When I experimentally ate three slices of the vaunted Grindstone Bread--whole grain millet and quinoa with apparently low carbohydrate count--slathered in blood-glucose damping butter and cheddar--my blood sugar shot up sixty mg/dl to 153 and took more than four hours to drop below 100. This morning my fasting blood glucose was ten mg/dl above normal. This tells me that it's likely the ultra healthy no-processed sweets, whole GF grain diet with many leafies that I used to eat--that I suggested you could eat--probably had my sugar spiking over 150 several times a day and averaging over 120 most of my waking hours. (Gary Taubes and cardiologist Dr. William Davis explain why blood glucose readings over 120 are dangerous and lead to heart disease, weight gain and insulin resistance.)

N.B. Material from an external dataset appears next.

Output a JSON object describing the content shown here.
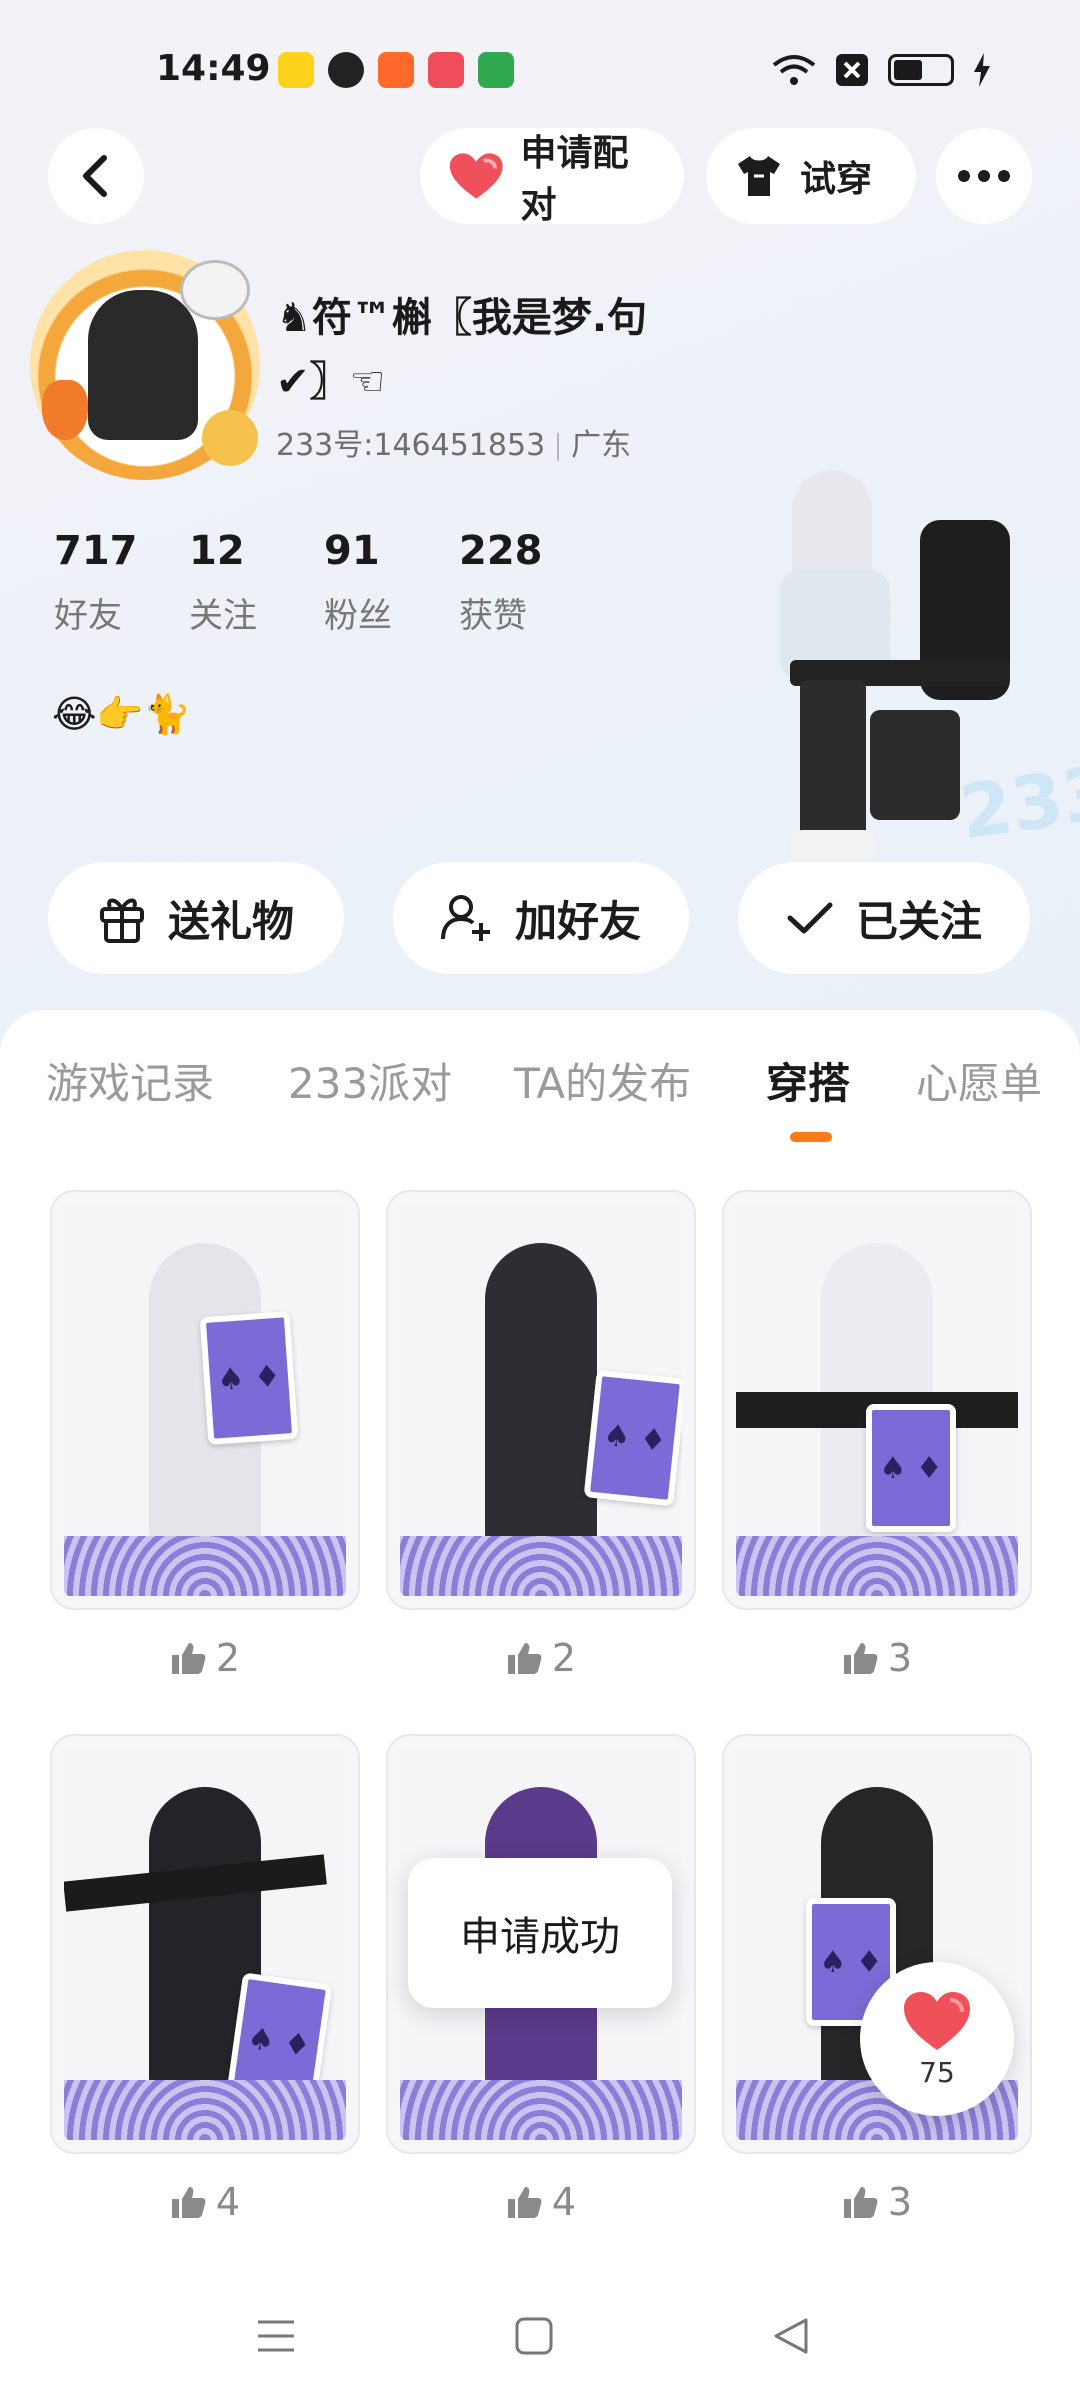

I stopped adding salt to my food per Paleo instruction and soon after found myself dangerously near fainting whenever I stood up. Salt does bump up blood pressure slightly and it seems that when I salt my food I don't have to put my head between my knees when I get up.

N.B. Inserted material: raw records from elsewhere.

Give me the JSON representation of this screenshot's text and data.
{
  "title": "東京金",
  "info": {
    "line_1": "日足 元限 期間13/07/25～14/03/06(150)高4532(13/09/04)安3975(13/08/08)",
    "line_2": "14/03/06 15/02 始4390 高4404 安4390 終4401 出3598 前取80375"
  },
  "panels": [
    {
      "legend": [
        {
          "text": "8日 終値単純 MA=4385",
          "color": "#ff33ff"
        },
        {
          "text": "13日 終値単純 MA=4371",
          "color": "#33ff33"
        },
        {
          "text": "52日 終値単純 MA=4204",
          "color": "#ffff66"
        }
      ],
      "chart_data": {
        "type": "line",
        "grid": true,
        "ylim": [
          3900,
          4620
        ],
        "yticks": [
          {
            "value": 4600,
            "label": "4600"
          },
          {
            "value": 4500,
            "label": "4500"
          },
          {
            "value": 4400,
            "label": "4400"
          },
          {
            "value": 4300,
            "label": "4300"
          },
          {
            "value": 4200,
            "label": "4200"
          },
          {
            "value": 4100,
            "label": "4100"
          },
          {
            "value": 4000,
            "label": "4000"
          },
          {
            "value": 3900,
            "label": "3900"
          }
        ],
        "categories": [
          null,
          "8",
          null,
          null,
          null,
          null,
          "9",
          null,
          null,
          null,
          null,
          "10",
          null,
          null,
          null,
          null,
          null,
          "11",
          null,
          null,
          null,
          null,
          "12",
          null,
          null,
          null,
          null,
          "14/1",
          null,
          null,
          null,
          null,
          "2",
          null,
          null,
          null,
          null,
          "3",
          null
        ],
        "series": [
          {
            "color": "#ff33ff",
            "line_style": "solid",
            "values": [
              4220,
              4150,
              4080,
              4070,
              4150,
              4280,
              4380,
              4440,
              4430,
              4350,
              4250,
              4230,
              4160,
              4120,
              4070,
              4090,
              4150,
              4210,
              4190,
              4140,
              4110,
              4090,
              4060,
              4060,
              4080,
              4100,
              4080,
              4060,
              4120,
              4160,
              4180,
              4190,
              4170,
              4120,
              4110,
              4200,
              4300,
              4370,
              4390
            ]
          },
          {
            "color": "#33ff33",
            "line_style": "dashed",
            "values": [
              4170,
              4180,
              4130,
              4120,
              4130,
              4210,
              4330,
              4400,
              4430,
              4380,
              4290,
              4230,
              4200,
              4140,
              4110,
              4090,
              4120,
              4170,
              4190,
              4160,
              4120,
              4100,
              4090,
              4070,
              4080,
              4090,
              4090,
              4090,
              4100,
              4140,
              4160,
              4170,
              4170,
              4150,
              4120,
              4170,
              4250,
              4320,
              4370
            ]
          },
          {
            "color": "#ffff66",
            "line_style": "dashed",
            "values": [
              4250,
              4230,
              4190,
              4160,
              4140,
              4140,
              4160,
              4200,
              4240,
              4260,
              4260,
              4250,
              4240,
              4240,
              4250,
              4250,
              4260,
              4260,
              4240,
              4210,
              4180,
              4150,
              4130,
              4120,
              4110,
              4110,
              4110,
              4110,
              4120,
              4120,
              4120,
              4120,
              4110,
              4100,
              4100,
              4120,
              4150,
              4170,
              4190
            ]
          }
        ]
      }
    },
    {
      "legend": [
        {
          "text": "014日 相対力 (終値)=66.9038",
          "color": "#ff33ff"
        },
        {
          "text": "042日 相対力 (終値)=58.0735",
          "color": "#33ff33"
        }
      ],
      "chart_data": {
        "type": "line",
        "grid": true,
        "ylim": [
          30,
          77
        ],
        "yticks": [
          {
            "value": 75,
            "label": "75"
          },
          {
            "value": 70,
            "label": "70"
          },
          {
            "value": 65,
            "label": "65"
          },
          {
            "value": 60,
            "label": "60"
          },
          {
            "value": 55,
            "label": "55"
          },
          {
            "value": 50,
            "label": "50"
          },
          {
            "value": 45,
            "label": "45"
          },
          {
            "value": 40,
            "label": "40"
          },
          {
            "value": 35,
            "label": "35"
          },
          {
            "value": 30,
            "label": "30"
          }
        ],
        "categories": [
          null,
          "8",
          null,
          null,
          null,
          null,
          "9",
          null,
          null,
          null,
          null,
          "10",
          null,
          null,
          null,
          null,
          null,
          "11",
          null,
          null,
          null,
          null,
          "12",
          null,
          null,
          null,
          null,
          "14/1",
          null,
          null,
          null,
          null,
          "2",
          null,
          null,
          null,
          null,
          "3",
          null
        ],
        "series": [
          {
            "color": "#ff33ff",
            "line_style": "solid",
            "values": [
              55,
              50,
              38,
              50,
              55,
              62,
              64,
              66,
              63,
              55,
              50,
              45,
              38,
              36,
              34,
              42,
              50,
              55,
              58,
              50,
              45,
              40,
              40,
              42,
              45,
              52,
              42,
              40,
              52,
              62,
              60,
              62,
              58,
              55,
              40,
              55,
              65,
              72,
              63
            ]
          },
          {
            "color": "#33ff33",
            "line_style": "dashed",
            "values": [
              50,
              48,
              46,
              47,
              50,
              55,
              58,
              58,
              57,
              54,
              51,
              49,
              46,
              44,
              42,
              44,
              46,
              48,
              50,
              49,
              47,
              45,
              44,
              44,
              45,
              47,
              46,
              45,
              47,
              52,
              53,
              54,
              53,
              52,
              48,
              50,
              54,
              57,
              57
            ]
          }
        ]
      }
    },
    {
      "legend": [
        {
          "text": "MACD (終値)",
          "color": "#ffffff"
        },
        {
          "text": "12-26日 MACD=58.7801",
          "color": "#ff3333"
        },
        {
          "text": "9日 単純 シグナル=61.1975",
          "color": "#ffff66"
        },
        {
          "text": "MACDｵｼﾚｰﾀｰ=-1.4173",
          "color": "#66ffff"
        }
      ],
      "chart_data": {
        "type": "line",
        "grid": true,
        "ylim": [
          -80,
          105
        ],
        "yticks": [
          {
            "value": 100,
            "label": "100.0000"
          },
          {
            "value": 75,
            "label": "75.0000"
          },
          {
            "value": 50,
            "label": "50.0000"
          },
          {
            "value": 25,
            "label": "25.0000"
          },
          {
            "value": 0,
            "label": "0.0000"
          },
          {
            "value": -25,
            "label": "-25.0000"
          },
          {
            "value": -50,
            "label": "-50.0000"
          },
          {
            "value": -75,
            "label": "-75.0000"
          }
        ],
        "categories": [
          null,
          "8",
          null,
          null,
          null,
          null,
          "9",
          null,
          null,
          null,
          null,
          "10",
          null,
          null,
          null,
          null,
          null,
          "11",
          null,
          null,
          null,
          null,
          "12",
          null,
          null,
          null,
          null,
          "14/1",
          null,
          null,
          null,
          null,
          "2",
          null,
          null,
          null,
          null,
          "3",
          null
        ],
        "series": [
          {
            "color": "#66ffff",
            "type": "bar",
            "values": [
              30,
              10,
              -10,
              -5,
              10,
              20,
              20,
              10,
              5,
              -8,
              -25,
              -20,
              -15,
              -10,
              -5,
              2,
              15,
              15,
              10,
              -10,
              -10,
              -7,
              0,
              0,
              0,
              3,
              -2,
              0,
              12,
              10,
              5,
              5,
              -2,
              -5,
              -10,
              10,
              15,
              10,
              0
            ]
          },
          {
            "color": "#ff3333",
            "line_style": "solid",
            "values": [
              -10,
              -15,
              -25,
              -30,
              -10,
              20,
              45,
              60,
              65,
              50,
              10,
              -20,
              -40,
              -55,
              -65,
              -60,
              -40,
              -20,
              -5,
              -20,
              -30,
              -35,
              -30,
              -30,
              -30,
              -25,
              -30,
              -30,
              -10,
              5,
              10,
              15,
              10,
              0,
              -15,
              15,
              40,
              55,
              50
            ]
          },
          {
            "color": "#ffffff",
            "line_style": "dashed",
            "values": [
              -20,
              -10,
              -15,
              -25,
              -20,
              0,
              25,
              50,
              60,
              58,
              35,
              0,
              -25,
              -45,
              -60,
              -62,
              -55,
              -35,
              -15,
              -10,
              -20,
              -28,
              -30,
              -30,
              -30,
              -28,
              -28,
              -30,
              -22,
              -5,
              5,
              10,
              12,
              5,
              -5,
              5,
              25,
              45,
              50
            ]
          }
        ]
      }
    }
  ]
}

I always floss now. It is intense and intimate to eat the body of another. Paleo, Primal, perhaps, low carb certainly, but the idea of sleeping with someone's flesh in my teeth is simply barbaric. (Also, good oral hygiene reduces chronic inflammation and chronic inflammation creates disease and death.)
I continue to offer my own experience with the hope that it may be helpful to others who navigating life with celiac disease. However, I am not sure what will happen to the Joyful Celiac, because now my writing seems less focused on supporting those newly living with celiac disease and gluten sensitivity, and more oriented towards my own experience of adapting to an even more radical diet. I don't think I can write about joy and food without acknowledging the importance of lowering carbohydrate intake for lasting health.
Whatever happens, I will be posting the recipe for coconut flour pancakes with almond butter.